What makes something a piece of art? This might sound like a pretty theoretical question, but English professor Matthew L. Jockers believes that it is possible to take a technical approach.
“Art shows how things are perceived, not known,” Jockers explained. This is a definition that could cause tension in the literary world. After all, writing is messy, personal, and painfully subjective. And yet – “We tend to emphasize the idea that the text is withholding an ‘essential truth,’” Jockers explained. In this way, a literary critic wants to be able to anticipate a certain meaning, causing an endless tug-of-war between objectivity and subjectivity. Jockers does not wrestle with this tension, as evidenced by his book The Bestseller Code, in which he uses analysis to tackle that all-elusive question: What makes a bestselling novel?
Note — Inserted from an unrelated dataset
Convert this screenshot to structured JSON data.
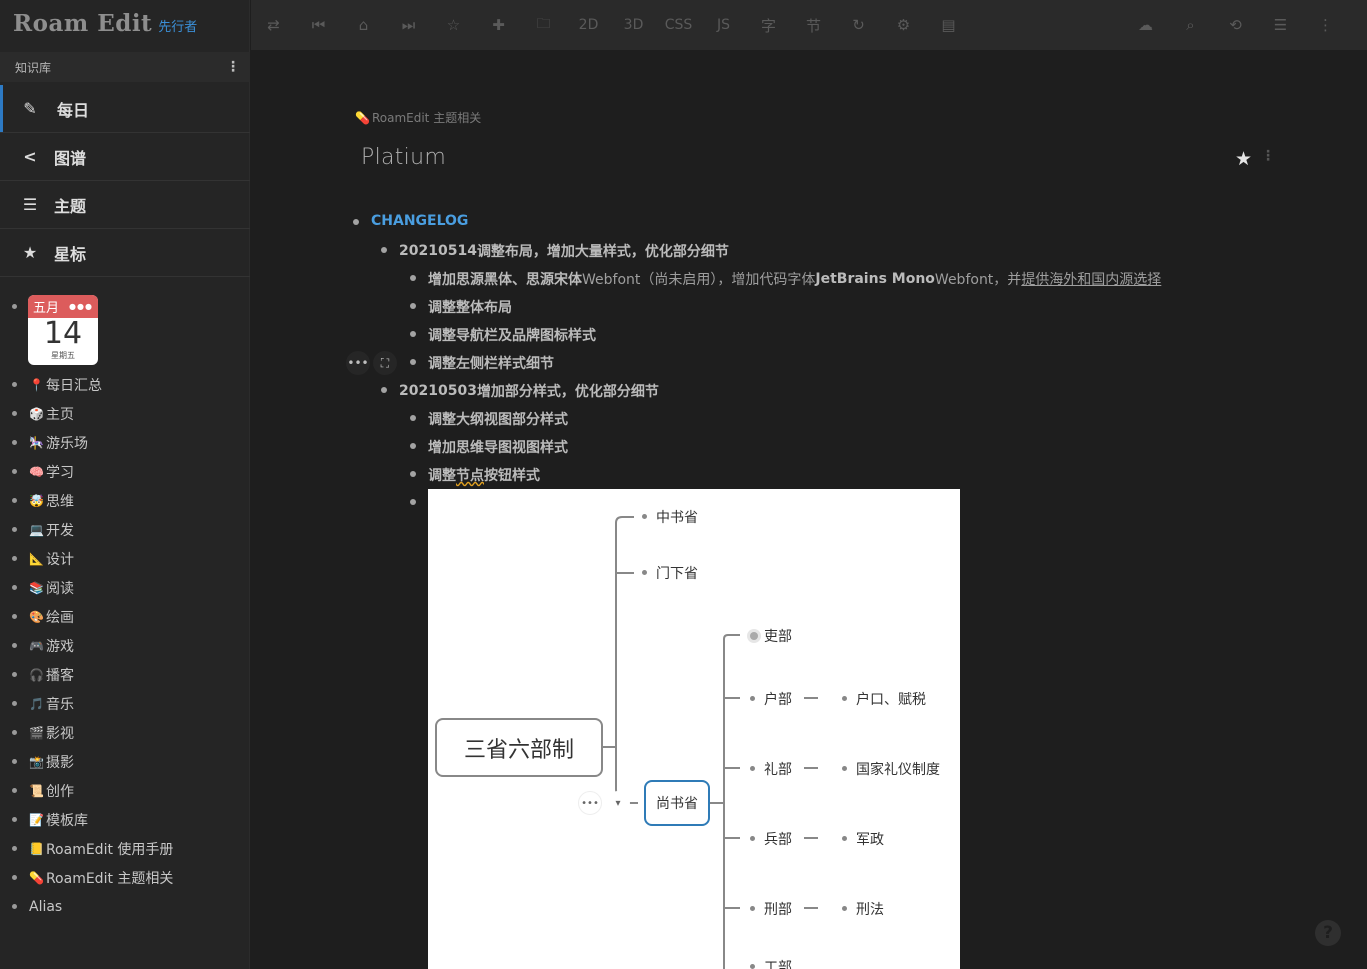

Jockers and his co-author Jodie Archer nailed down the qualities that make a book a bestseller by analyzing 30 years’ worth of New York Times bestselling novels. The idea of taking an analytical look at novels was appealing to Jockers because, while a literature enthusiast, he is largely interested in the way parts fit together. Rather than focusing on the novel itself, Jockers believes we should focus on the relationship readers have with the literal words on the page. “Books are a map of grammar, syntax, and word order used to direct our attention to a certain meaning,” he explained. This transforms the previous abstract question to a new, more concrete one: How do best-selling writers write?